Monday, February 6, 2017

One Step Ahead

The Tuesday morning Bible study group at church has for years been ably led by Pastor Hy, an amazing 91 year old who has finally decided to slow down a bit. Hy is beloved by the small, close-knit group of ladies who attend the Bible study every week. Everyone was sad when she gave up leadership of our little band of students; everyone wondered what (who) would come next. 
Hy back in the day, one of the first women ordained in the Lutheran church!
When no one stepped forward, I raised my hand, which is something I've done all my life. Jesus says something about cutting off offending hands in his Sermon on the Mount. He meant it symbolically of course, but I always think of my treacherous hand, ever raised skyward, offering to do what I emphatically do NOT want to do.  And why do I always put myself in these positions? 

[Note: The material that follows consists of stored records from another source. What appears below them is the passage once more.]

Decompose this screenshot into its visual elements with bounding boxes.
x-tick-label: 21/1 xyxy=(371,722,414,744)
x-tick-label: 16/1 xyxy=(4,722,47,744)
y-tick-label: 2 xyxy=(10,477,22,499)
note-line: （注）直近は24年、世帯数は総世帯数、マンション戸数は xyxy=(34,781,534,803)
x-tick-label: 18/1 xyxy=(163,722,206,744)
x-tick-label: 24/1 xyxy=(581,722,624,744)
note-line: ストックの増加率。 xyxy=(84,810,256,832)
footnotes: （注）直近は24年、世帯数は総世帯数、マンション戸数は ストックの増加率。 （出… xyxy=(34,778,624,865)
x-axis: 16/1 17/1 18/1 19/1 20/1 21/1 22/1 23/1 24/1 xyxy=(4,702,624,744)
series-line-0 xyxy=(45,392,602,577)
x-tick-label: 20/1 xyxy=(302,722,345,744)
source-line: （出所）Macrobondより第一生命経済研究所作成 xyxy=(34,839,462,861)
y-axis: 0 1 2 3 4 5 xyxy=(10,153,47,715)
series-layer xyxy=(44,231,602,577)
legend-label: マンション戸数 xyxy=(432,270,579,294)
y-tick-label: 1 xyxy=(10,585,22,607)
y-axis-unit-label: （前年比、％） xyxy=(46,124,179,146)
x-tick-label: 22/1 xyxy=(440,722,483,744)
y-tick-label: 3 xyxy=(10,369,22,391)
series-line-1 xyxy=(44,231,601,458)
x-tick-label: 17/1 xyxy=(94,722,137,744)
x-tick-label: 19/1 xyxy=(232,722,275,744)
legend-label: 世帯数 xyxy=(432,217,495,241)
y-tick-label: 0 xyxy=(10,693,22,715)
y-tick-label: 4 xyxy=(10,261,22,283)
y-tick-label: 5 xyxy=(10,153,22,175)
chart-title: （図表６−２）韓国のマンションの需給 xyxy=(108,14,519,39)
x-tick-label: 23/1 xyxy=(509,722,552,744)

I think it's because I feel so badly for the asker. I put myself in his or her shoes, desperate for someone (anyone) to help, resigned to being stuck heading up the bake sale committee forever. Years ago, I worked up the courage to face the Christ's Lutheran Young Mother's Circle and resign my leadership role after a multi-year run. I made my case for departure, then waited for a positive response from somebody (anybody). I finally burst into tears and STILL no one said they would take over. The group actually disbanded at that point rather than come up with another Head Circle Honcho.

At any rate, I am now running the Bible study show. We are looking at the Gospel of Matthew, and as we do I am reminded that I was born Catholic, and Catholics NEVER read the Bible. Our only copy of Sacred Scripture at home was Mom and Dad's wedding Bible, in which my sisters and I colored with crayons. Leave it to Father So-and-So to interpret for me, I figured. After all, he was making the big bucks!

My learning curve has been as steep as Mt. Everest. I teach Confirmation. I lead the first grade Bible workshop. In recent years I have been writing devotions, skits and plays for various religious publishers, all grounded in the Word of the Lord. With every assignment, I discover something new. Catholics are taught that Jesus was an only child, but apparently he had siblings! I kinda figured Noah’s Ark and the Garden of Eden were not literally true, but it’s been a revelation (get it?) to read Bible scholars and get some historical background, when these stories may have been first told, and what they were meant to convey. 


 While I don’t reach for it when I am seeking some light reading before bed, my Bible is looking a little tattered these days, a sign that it is in frequent use. And while I have NO desire to become a minister, I intend to keep plugging along, learning more and more about my faith—even if I am destined to stay just one step ahead of my students.